Naga di Kepala Ibu
Oleh : Ade Trias
Aku ingin sekali merebahkan diri di kasur. Aku juga ingin melepas kepala barang sejenak agar aku bisa memperbaikinya. Kepalaku rusak. Saat sedang digunakan, sering kali keluar asap tebal dari atas rambut, juga dari lubang telinga. Kepalaku pasti korsleting. Aku yakin itu.
Titik air yang turun dari langit menampar wajahku tanpa ampun. Aku mempercepat langkah agar tidak terlambat sampai di rumah. Aku harus bergegas jika tidak ingin bertemu naga. Sial, air-air ini malah menyerang dengan lebih brutal. Aku ingin berteduh, tapi takut bertemu naga, jadi aku terus berlari menerobos hujan.
“Kenapa bajumu basah, hah? Kau menambah pekerjaanku siang ini!” Ibu menyambutku di pintu. Seekor naga besar bergelung di lehernya. Ekornya melilit kaki, sedangkan bagian tubuhnya yang atas melilit kepala Ibu.
“Aku … aku ….”
“Anak bodoh! Dosa apa aku hingga memiliki anak idiot sepertimu!”

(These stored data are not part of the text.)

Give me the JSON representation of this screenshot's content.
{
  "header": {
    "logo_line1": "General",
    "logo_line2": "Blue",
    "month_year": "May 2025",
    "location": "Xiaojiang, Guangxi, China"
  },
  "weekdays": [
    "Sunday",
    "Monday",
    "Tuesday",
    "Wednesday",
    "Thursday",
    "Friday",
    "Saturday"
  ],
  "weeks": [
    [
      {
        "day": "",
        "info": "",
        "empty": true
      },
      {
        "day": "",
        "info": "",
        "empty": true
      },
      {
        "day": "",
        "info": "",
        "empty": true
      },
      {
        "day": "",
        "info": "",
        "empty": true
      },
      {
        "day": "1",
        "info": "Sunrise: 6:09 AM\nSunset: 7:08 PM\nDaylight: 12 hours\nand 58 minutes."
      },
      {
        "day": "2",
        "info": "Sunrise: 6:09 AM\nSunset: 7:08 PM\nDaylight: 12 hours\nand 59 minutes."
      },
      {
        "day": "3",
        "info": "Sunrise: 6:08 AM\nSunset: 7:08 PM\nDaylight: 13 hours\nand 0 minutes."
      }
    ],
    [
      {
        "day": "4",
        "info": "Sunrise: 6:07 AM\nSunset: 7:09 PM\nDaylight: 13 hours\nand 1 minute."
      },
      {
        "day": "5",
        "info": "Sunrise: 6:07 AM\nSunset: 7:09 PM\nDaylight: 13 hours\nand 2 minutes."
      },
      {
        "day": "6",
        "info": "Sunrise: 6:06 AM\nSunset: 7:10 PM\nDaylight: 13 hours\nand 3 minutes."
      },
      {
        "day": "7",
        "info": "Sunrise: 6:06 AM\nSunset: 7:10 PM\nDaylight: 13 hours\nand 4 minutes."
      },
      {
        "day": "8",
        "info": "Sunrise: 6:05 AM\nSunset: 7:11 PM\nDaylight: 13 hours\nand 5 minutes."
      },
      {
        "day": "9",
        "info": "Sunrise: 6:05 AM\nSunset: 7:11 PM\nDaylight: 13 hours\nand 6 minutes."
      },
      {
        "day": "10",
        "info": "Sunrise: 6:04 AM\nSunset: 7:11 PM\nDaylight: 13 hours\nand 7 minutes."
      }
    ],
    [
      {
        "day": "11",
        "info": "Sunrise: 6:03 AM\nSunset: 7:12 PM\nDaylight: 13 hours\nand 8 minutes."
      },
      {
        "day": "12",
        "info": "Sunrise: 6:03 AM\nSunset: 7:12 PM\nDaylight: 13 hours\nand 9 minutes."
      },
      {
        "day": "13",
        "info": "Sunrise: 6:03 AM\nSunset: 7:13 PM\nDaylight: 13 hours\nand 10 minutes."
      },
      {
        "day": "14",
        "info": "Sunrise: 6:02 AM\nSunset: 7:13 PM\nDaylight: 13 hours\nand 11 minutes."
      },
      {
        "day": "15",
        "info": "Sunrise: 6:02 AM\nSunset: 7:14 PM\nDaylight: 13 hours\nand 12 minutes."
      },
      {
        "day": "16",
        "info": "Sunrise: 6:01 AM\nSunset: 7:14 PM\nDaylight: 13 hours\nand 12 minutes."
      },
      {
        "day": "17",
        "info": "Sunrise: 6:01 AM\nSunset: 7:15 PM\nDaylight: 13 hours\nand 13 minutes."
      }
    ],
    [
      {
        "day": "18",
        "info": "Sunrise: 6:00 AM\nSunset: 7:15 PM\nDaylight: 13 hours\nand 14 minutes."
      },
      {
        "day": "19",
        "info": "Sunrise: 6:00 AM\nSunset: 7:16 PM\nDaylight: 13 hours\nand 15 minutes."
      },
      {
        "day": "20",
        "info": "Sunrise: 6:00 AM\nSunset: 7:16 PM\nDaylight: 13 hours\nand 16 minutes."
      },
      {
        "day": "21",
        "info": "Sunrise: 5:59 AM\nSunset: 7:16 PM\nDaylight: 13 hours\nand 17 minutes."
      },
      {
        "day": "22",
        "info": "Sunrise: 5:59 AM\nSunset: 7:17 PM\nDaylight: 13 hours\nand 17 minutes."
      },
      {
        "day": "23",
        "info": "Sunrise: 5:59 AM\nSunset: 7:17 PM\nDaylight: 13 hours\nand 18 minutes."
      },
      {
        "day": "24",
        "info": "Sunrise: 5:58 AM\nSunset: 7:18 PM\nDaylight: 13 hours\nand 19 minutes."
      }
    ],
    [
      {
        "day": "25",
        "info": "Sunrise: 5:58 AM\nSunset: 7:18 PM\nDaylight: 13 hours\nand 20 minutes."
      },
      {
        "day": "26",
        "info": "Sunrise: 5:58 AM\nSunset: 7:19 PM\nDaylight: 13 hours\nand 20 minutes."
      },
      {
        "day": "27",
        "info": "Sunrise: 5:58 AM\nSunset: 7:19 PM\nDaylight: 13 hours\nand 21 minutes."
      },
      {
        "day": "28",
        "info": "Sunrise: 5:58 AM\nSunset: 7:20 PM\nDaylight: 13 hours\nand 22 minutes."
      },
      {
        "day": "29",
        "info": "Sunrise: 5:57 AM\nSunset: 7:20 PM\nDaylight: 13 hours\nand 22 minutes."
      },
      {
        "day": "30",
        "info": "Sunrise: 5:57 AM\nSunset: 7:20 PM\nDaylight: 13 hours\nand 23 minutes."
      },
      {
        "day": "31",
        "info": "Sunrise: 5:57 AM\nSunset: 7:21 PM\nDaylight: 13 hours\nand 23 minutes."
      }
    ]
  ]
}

Naga itu menyemburkan api, tepat mengenai wajahku. Rasa panas segera menjalar ke seluruh tubuh. Aku menunduk, berusaha memasukkan wajah ke dalam kantong kemejaku yang basah. Berada di dalam kantong itu pasti lebih baik dari pada berdiri di sini. Kantong itu basah, aku bisa meredam panas dari mulut naga dengan kain basah.
Naga mendaratkan pukulan di kakiku. Ekornya menyabet dengan sangat keras. Pedih sekali rasanya. Aku sampai harus melindungi kakiku dengan tas.
“Ratna, cukup! Mau kau pukul sampai mati pun dia tidak akan mengerti!” teriak peri yang duduk di kursi roda. Sayap-sayap rapuhnya membawa kursi itu mendekat. “Apa yang akan kau lakukan? Dia menerobos hujan agar bisa pulang tepat waktu, agar kau tidak marah!”
“Saya minta maaf, Bu ….”
Aku berharap peri itu mengayunkan tongkatnya agar naga yang melilit tubuh Ibu pergi. Aku ingin peri itu membunuh naga besar itu. Bukannya melakukan apa yang kuharapkan, peri itu malah mengulurkan tangannya.
“Masuklah, Jo … ganti baju ya,” katanya lembut. Senyum yang merekah di bibirnya membuat matahari terbit dari belakang lemari besar, membuat ruangan yang tadinya gelap kini menjadi terang benderang. Hangat sinarnya membuat baju yang kukenakan mengering dengan sendirinya.
Aku suka sekali saat peri berhasil membuat matahari terbit dari tempat-tempat yang menakjubkan. Kadang matahari terbit di belakang lemari, seperti saat ini. Kadang matahari terbit dari balik kursi roda, kadang dari balik rak piring, atau belakang mesin cuci. Matahari juga pernah terbit di atas kompor yang menyala, membuat api membesar dan membakar seluruh dapur.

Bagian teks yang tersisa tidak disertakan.